During the peak of the pandemic, 55% of eligible remote employees in the U.S. worked from home full-time. The percentage dropped to 35% in November 2023 (7% higher than the pre-pandemic estimate).
Hybrid models are used by 41% of remote employees. In other words, 76% of the population works from home at least some of the time. As a result, property managers see an increase in energy consumption, wear and tear on buildings, etc.
Additionally, operators have seen a rise in work orders due to residents spending more time in their units. This significant increase in operating expenses could also be due to rising costs of utilities, insurance, and maintenance services.
6. Mortgages: 46 cents of every $1 of rent (Up from 38 cents in 2020)
Property owners continue to spend the most on mortgage payments. They increased to 46 cents for every $1 of rent in 2023. Rent income plays a crucial role in preventing foreclosures. In addition to the increases in operating expenses and capital expenditures, the 8% rise in mortgages is putting a strain on property management companies.

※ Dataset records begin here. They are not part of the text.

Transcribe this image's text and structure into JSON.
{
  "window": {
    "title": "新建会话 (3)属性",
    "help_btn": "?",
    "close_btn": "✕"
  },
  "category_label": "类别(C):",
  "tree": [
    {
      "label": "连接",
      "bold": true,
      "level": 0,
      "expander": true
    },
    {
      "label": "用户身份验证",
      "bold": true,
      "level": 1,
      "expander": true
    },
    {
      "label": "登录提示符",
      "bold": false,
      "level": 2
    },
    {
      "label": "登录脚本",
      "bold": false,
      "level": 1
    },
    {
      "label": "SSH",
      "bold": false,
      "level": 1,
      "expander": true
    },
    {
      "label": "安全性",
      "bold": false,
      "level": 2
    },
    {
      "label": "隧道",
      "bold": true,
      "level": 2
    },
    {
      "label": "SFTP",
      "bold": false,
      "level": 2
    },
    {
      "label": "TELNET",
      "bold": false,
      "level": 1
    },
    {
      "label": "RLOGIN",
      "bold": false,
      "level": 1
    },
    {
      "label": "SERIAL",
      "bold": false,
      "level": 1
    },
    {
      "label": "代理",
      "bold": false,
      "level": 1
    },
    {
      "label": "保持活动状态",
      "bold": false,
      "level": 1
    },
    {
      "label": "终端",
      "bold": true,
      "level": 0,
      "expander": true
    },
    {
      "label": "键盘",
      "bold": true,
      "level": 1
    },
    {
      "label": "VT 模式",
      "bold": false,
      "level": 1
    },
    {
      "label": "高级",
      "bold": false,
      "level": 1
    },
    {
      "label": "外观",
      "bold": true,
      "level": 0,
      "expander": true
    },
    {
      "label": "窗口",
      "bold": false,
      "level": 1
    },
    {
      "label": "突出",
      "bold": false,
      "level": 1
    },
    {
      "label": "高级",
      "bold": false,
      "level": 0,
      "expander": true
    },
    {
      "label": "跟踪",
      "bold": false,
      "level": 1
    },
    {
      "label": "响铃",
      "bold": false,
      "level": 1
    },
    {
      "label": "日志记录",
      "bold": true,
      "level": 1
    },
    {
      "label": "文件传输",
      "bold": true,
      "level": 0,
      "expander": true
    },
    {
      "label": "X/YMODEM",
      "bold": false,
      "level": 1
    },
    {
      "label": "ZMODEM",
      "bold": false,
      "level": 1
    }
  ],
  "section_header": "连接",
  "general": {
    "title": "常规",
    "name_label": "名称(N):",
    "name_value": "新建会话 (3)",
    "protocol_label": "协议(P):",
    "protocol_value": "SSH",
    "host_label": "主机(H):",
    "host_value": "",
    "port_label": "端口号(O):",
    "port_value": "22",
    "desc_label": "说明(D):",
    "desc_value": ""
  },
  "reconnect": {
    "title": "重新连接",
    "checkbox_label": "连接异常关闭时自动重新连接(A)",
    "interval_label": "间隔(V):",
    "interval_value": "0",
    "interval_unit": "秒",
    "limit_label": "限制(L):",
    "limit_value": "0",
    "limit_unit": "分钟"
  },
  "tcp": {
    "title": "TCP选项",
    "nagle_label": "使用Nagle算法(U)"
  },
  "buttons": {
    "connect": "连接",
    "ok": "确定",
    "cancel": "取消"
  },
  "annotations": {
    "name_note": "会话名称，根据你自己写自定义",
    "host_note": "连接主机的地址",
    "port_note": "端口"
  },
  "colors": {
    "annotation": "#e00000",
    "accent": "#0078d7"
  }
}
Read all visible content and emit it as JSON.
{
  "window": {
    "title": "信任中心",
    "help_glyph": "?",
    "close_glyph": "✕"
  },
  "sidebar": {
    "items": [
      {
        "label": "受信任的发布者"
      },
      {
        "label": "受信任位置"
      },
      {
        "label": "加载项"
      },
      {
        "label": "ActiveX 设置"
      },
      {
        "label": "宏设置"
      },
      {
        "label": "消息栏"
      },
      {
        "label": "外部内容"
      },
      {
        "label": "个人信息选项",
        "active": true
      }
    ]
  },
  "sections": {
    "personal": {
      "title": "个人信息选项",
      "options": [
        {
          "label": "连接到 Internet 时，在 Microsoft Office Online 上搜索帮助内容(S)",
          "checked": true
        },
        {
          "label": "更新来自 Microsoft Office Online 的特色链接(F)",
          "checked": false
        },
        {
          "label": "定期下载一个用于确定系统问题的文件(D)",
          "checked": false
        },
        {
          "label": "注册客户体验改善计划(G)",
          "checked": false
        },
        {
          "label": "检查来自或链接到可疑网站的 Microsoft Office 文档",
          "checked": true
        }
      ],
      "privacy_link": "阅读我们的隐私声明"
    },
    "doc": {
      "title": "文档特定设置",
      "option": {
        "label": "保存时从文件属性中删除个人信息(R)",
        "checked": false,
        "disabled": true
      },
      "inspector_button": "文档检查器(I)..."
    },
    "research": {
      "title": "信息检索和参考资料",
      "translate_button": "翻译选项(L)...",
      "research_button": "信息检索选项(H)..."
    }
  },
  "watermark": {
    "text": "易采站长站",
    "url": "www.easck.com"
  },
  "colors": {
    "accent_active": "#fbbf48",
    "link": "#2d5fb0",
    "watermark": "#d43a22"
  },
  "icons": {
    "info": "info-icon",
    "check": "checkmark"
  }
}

The increase could be caused by higher interest rates, larger loan balances, or changes in loan terms. When owners finance property acquisitions or building improvements, their mortgages can also rise. This situation could lead to financial instability if rental income doesn’t keep up with mortgage rates. Owners and investors might also become more cautious in their property investments, potentially slowing rental market growth.
In the property management industry, the breakdown of $1 of rent from 2020 to 2023 reveals important trends. Property owners are facing increased financial pressure, rising operating expenses, and higher mortgage payments. In order to navigate a changing rental market, efficient property management strategies and technology are needed.
The data does not support the myth that landlords are out to extort every penny from their tenants. Setting goals and priorities is easier for property managers when they understand the rental industry’s financial realities. In addition to helping renters see how their rent payments contribute to the entire economy, savvy property managers can also help them understand how their rent payments contribute to their communities.